In this scenario, iiNet would be the “threatener”, its customer the threatened party and that action will succeed, if threats are unjustifiable, Cobden said.
“There is no other way to get out of it being unjustifiable unless you can demonstrate that the action was an infringement of the copyright," he said.
"The tougher [the warning notice] gets, the more danger there is [for an ISP] under section 202.”
In any event, Cobden said it was not reasonable for iiNet to issuing warnings only.
“Even today when everyone says just issue a warning only, it always turns into a warning plus a termination,” Cobden said.
“It was not reasonable for us to embark upon that graduated response given the way the information had been given to us and what we knew about the information.”

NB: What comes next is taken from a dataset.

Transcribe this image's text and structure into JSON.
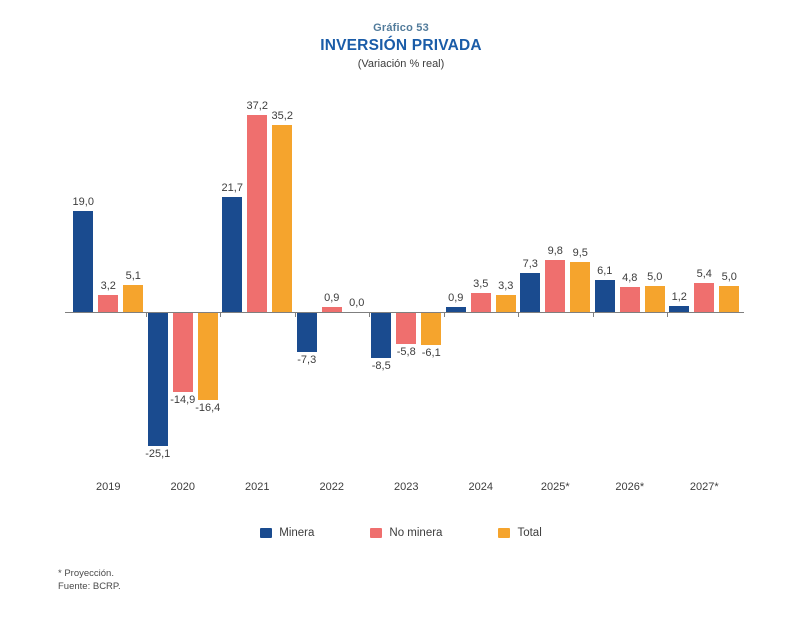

Communications Alliance's Flynn said that the studios were not seeking to limit the use of the internet service to non-infringing copies - they wanted the internet service provider to stop its access completely.
This was unreasonable and a disproportionate use of the ISP’s power, he said.
AFACT varies injunctive relief in response
AFACT has already moved to amended its request for injunctive relief, filed early yesterday.
Though yet to be disclosed, it involves suspension of a user’s account until the identified films, the subject of past infringements, had been removed from their system and no longer available to BitTorrent clients, according to Justice Susan Crennan.
Flynn said this form of relief was still unreasonable as it would only affect works prevented during the currency of the suspension.
“It will not be the case that during the suspension all works other than infringing works can be used.”
The High Court proceedings will wind-up at lunch-time today after final responses from counsel for the studios and iiNet.